LOS MALES DE LA UNIÓN EUROPEA
Es muy posible que el gran problema
de Europa, lejos de la constante amenaza yihadista,
sea la desaparición del espíritu de concordia de los padres fundadores que,
escarmentados de tanto error y tanto nacionalismo nefasto, lo dieron todo para volver
a sentar las bases del Sacro Imperio de Carlomagno, o sea, Europa, la Europa
unida, pese a sus diferencias idiomáticas, culturales y raciales; poner de
relieve lo que nos unía –la historia y sus avatares– sobre lo que nos separaba,
que también era mucho. Había que empezar por la economía en el Tratado de Roma,
que acaba de cumplir 60 años, como así se hizo –primum vivere–, para luego pasar progresivamente a la unión
ideológica y política, que impidiera posibles nuevas catástrofes, asunto harto
delicado por lo que ello conllevaba de renuncia a la soberanía de los distintos
países.
La deriva, sin embargo, ha sido
manifiesta desde el momento que, tras la desaparición de los grandes líderes –Helmut
Kohl, François Mitterrand, Jacques Delors, Felipe González–, Bruselas fue
cayendo en manos de tecnócratas inmisericordes y de burócratas carentes de
ideología y sentido común.
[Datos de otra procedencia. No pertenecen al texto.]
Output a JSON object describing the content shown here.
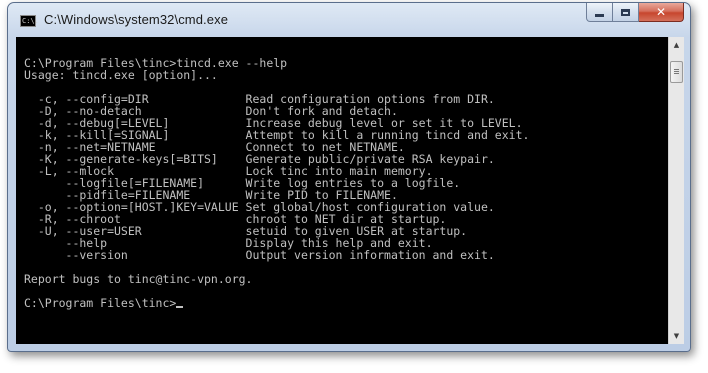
{
  "window": {
    "title": "C:\\Windows\\system32\\cmd.exe",
    "icon": "cmd-icon",
    "icon_text": "C:\\."
  },
  "caption": {
    "minimize": "minimize-icon",
    "maximize": "maximize-icon",
    "close": "close-icon",
    "close_glyph": "✕"
  },
  "console": {
    "lines": [
      "C:\\Program Files\\tinc>tincd.exe --help",
      "Usage: tincd.exe [option]...",
      "",
      "  -c, --config=DIR              Read configuration options from DIR.",
      "  -D, --no-detach               Don't fork and detach.",
      "  -d, --debug[=LEVEL]           Increase debug level or set it to LEVEL.",
      "  -k, --kill[=SIGNAL]           Attempt to kill a running tincd and exit.",
      "  -n, --net=NETNAME             Connect to net NETNAME.",
      "  -K, --generate-keys[=BITS]    Generate public/private RSA keypair.",
      "  -L, --mlock                   Lock tinc into main memory.",
      "      --logfile[=FILENAME]      Write log entries to a logfile.",
      "      --pidfile=FILENAME        Write PID to FILENAME.",
      "  -o, --option=[HOST.]KEY=VALUE Set global/host configuration value.",
      "  -R, --chroot                  chroot to NET dir at startup.",
      "  -U, --user=USER               setuid to given USER at startup.",
      "      --help                    Display this help and exit.",
      "      --version                 Output version information and exit.",
      "",
      "Report bugs to tinc@tinc-vpn.org.",
      ""
    ],
    "prompt": "C:\\Program Files\\tinc>"
  },
  "scrollbar": {
    "up_arrow": "▲",
    "down_arrow": "▼",
    "position": 0.03
  }
}
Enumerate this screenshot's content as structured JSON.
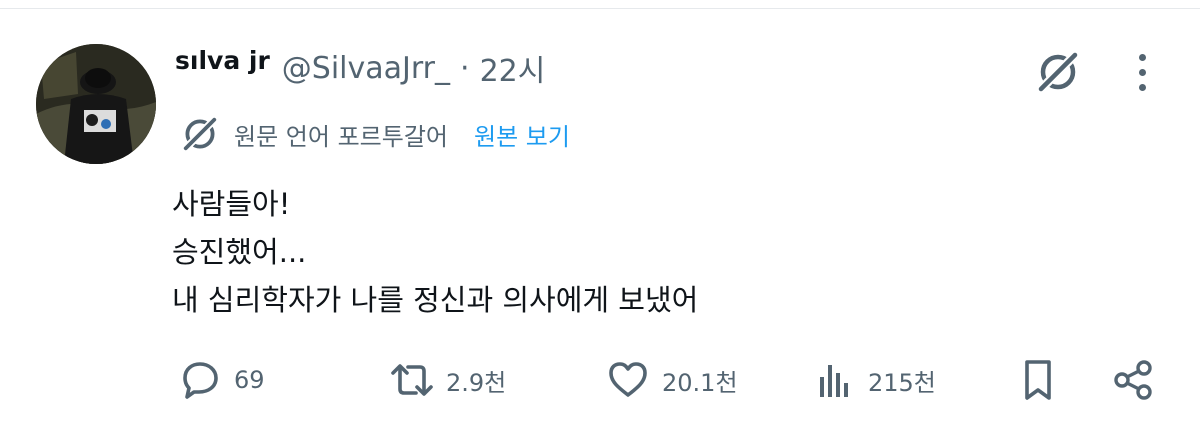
{
  "tweet": {
    "display_name": "sılva jr",
    "handle": "@SilvaaJrr_",
    "separator": "·",
    "time": "22시",
    "translation": {
      "label": "원문 언어 포르투갈어",
      "show_original": "원본 보기"
    },
    "text_lines": [
      "사람들아!",
      "승진했어...",
      "내 심리학자가 나를 정신과 의사에게 보냈어"
    ]
  },
  "actions": {
    "replies": "69",
    "retweets": "2.9천",
    "likes": "20.1천",
    "views": "215천"
  },
  "icons": {
    "grok": "grok-icon",
    "more": "more-vertical-icon",
    "translate": "grok-translate-icon",
    "reply": "reply-bubble-icon",
    "retweet": "retweet-icon",
    "like": "heart-icon",
    "views": "views-bar-chart-icon",
    "bookmark": "bookmark-icon",
    "share": "share-icon"
  },
  "colors": {
    "text": "#0f1419",
    "secondary": "#536471",
    "link": "#1d9bf0"
  }
}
Hablamos, claro está, de los años en que la
canciller Merkel, con sus imposiciones tiránicas ha generado un abismo difícil
de colmar.
Bruselas, en los últimos veinte
años, se ha convertido en una corte de intrigas palaciegas, al tiempo que, con
la llegada, que no absorción, de los países del Este, la maquinaria se ha ido
oxidando hasta el punto de relegar al olvido los propósitos idealistas de
Adenauer. Error tras error, Europa, con la actitud insolidaria de Reino Unido,
los populismos amenazantes y, por si fuera poco, la irrupción del ciclón Trump,
corre hoy día, quién lo dijera, en gravísimo riesgo de desintegración.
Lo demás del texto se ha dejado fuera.